Na última sexta, foi divulgado um relatório do BID (Banco Interamericano de Desenvolvimento) que estimou o gasto com violência em 16 países da América Latina e Caribe.

O estudo mostrou que em 2014 o crime custou ao Brasil 3,78% do seu PIB (Produto Interno Bruto), o equivalente a US$ 124 bilhões (R$ 386 bilhões).

Segundo o relatório, os gastos públicos com crime são seis vezes maiores do que os investimentos com o programa social Bolsa Família, por exemplo.

O estudo ressalta ainda que seu cálculo é conservador - avalia o impacto dos homicídios em 0,23% do PIB, enquanto um estudo do pesquisador Daniel Cerqueira, do Ipea, sugere 0,61%. "O custo dos homicídios pode ser consideravelmente mais alto que as nossas estimativas", diz o documento.

Para Cerqueira, o banco se ateve a estimativas modestas porque é necessário encontrar uma referência padronizada entre todos os países pesquisados para poder traçar um comparativo.

"Talvez, para acomodar todas essas nações, eles não cheguem a calcular muitos detalhes, como nós fizemos em outros estudos", sugere.

O economista contribuiu para o Anuário Brasileiro de Segurança Pública, que na edição de 2014 estimou o gasto do Brasil com segurança em 5,4% do PIB. Nessa soma entram policiamento, prisões e unidades de medidas socioeducativas - mas ficam de fora investimentos militares, por exemplo.

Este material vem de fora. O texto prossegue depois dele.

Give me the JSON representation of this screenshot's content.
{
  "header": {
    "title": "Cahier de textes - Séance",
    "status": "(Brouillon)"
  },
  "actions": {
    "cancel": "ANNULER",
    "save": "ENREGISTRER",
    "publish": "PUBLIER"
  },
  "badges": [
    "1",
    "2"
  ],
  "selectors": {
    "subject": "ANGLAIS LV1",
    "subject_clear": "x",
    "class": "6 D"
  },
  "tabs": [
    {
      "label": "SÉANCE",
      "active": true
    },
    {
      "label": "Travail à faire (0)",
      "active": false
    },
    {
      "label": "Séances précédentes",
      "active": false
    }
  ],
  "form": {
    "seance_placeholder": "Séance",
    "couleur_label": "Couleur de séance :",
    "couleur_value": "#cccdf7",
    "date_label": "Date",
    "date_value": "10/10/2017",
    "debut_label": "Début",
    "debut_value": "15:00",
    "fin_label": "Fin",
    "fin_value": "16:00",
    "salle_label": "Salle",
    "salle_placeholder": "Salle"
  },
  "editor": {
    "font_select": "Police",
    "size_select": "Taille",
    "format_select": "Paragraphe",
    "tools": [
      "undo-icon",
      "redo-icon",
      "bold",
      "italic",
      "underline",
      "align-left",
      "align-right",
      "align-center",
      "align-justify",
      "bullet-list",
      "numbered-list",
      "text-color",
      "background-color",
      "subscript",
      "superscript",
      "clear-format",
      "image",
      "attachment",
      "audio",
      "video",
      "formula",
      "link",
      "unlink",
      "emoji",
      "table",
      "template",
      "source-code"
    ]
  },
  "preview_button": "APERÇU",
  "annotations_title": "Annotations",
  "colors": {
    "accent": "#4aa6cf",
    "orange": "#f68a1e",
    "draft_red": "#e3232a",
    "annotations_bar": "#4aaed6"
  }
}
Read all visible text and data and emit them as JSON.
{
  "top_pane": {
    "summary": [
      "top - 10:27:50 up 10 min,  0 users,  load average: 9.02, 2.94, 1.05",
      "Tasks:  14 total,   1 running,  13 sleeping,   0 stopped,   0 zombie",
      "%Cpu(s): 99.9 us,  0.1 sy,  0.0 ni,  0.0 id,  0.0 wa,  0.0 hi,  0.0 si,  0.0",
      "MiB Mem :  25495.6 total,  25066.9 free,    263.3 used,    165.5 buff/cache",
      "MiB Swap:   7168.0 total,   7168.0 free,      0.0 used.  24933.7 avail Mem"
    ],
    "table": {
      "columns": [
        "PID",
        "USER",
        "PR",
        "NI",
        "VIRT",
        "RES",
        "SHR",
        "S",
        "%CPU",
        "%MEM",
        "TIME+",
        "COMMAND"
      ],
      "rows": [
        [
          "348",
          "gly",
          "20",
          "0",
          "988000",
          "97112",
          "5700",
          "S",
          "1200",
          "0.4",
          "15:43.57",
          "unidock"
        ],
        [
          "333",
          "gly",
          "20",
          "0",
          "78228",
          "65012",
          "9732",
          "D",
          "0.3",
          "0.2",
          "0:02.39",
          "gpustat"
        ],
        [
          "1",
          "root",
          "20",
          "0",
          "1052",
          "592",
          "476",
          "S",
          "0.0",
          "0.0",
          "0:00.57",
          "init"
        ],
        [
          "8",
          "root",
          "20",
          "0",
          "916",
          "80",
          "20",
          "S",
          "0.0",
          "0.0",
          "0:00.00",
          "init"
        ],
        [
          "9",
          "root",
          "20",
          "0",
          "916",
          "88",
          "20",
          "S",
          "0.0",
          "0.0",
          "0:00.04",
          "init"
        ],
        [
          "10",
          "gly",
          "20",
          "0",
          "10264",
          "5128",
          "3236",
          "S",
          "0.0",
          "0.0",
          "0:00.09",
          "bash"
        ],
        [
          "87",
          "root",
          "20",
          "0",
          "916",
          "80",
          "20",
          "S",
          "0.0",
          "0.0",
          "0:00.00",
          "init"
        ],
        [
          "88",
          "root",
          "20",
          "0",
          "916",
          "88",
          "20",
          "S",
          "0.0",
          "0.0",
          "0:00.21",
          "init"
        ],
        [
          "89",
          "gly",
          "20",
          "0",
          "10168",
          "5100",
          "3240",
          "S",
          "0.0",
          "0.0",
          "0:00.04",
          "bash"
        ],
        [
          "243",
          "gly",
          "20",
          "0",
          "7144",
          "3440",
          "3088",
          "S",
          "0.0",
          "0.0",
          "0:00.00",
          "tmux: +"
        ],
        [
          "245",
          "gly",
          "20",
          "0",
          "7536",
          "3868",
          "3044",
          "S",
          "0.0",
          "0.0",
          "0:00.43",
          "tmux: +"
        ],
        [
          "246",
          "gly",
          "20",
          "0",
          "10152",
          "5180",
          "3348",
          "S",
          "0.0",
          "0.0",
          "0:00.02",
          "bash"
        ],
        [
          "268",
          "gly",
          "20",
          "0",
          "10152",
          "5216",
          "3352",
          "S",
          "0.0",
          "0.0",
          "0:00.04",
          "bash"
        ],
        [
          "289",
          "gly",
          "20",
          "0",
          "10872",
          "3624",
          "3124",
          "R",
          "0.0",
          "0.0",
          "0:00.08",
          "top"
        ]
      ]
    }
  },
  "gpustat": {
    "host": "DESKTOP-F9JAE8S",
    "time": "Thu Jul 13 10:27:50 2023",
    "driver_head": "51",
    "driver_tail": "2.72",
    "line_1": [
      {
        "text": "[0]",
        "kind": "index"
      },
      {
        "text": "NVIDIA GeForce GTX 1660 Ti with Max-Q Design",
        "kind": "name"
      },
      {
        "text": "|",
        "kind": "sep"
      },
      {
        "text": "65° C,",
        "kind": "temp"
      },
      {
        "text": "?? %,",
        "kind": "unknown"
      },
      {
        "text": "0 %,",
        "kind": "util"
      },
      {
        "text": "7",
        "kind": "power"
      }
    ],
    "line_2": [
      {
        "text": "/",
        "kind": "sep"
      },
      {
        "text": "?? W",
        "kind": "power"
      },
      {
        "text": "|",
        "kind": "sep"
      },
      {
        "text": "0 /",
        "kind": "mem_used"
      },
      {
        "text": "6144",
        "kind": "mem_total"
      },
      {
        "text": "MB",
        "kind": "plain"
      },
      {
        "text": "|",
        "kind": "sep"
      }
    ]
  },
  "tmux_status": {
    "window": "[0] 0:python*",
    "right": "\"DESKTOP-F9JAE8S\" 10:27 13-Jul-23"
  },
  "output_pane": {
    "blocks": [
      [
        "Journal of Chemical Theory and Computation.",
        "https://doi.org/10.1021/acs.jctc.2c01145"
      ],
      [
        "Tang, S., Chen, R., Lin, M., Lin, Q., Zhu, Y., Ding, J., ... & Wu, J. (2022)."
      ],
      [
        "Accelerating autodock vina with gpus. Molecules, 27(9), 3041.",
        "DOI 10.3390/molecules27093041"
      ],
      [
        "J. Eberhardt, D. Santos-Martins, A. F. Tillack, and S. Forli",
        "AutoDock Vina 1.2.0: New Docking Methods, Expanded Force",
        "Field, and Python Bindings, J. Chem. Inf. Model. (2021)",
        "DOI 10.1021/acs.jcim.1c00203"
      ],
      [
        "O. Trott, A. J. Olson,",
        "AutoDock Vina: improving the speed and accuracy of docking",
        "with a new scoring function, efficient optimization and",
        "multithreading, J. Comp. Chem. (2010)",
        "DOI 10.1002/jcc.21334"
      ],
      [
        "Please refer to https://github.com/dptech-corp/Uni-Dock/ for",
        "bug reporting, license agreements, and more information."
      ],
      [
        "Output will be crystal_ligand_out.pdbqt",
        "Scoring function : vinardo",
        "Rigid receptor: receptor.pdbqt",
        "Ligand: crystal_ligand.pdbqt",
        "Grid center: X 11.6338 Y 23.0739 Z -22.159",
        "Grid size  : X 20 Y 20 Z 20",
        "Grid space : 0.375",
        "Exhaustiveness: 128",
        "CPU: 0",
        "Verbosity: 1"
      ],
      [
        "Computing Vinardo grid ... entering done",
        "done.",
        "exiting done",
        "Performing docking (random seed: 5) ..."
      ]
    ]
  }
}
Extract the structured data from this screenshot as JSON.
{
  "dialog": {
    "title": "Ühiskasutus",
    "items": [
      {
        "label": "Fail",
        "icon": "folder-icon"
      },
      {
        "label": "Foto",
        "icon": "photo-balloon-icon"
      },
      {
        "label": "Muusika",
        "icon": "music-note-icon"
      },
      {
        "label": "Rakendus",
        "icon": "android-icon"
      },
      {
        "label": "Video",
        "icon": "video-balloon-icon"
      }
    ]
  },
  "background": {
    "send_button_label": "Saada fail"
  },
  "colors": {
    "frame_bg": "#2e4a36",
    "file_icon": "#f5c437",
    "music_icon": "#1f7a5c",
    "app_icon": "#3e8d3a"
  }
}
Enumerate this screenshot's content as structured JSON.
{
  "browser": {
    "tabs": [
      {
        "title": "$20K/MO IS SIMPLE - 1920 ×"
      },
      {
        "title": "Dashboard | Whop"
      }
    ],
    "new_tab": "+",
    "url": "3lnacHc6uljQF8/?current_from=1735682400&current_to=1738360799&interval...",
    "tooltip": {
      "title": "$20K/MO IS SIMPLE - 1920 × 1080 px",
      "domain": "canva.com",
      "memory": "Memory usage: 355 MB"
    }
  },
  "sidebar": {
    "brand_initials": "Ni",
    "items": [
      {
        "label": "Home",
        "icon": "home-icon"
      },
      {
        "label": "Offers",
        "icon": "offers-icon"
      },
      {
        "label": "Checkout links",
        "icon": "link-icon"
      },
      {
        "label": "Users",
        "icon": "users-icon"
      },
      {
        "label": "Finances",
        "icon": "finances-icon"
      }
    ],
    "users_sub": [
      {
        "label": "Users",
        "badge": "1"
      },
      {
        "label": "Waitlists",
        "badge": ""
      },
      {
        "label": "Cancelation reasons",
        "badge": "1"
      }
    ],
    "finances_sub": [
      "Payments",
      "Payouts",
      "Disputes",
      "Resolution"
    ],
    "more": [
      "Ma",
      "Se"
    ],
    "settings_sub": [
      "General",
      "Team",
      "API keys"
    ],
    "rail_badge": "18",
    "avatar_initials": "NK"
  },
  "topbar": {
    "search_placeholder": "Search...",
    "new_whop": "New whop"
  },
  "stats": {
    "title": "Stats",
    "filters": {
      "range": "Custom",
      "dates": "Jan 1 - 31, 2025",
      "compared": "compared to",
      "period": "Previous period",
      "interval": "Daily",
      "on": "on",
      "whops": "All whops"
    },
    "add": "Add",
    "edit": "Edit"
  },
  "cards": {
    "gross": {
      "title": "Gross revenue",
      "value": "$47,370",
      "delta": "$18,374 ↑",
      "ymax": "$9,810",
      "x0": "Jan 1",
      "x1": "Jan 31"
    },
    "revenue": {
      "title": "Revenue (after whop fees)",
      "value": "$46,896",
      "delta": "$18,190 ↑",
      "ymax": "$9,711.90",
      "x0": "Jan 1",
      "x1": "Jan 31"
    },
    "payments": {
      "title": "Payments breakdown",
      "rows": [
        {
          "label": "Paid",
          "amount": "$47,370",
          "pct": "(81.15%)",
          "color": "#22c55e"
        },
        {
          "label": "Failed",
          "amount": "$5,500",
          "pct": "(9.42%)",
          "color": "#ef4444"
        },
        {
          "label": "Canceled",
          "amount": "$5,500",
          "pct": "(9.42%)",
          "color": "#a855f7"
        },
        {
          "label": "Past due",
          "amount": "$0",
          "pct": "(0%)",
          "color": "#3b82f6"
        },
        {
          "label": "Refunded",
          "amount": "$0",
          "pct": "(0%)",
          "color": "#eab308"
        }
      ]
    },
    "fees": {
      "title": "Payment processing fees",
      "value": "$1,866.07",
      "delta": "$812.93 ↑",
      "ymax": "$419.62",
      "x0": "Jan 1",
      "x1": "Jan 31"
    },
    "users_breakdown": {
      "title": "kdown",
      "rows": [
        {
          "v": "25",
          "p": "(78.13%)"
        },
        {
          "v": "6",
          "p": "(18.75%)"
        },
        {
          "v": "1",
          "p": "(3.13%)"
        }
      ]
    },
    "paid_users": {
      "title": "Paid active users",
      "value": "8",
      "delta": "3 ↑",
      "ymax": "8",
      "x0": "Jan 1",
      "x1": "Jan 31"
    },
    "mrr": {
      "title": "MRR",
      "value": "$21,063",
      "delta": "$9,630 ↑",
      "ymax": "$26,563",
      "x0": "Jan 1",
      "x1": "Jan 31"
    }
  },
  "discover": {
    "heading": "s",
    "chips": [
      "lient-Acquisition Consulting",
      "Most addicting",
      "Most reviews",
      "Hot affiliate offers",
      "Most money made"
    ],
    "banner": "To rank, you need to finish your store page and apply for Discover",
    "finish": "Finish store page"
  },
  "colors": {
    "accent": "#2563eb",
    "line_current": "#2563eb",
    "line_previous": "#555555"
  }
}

Cerqueira afirma que os valores mais atuais excedem essa estimativa: "Pelos meus cálculos, o custo da violência hoje está em 5,9% do PIB. Desses, 1,4% é gasto com segurança, 0,4% é gasto com sistema prisional. Outros 2,5% é o custo intangível, que tem a ver com as mortes por homicídios. Além disso tem 1,6%, que é a soma dos custos com segurança privada e com seguro."

O principal estudo mundial sobre o tema, o Índice Global da Paz, inclui o orçamento das Forças Armadas em seu cálculo.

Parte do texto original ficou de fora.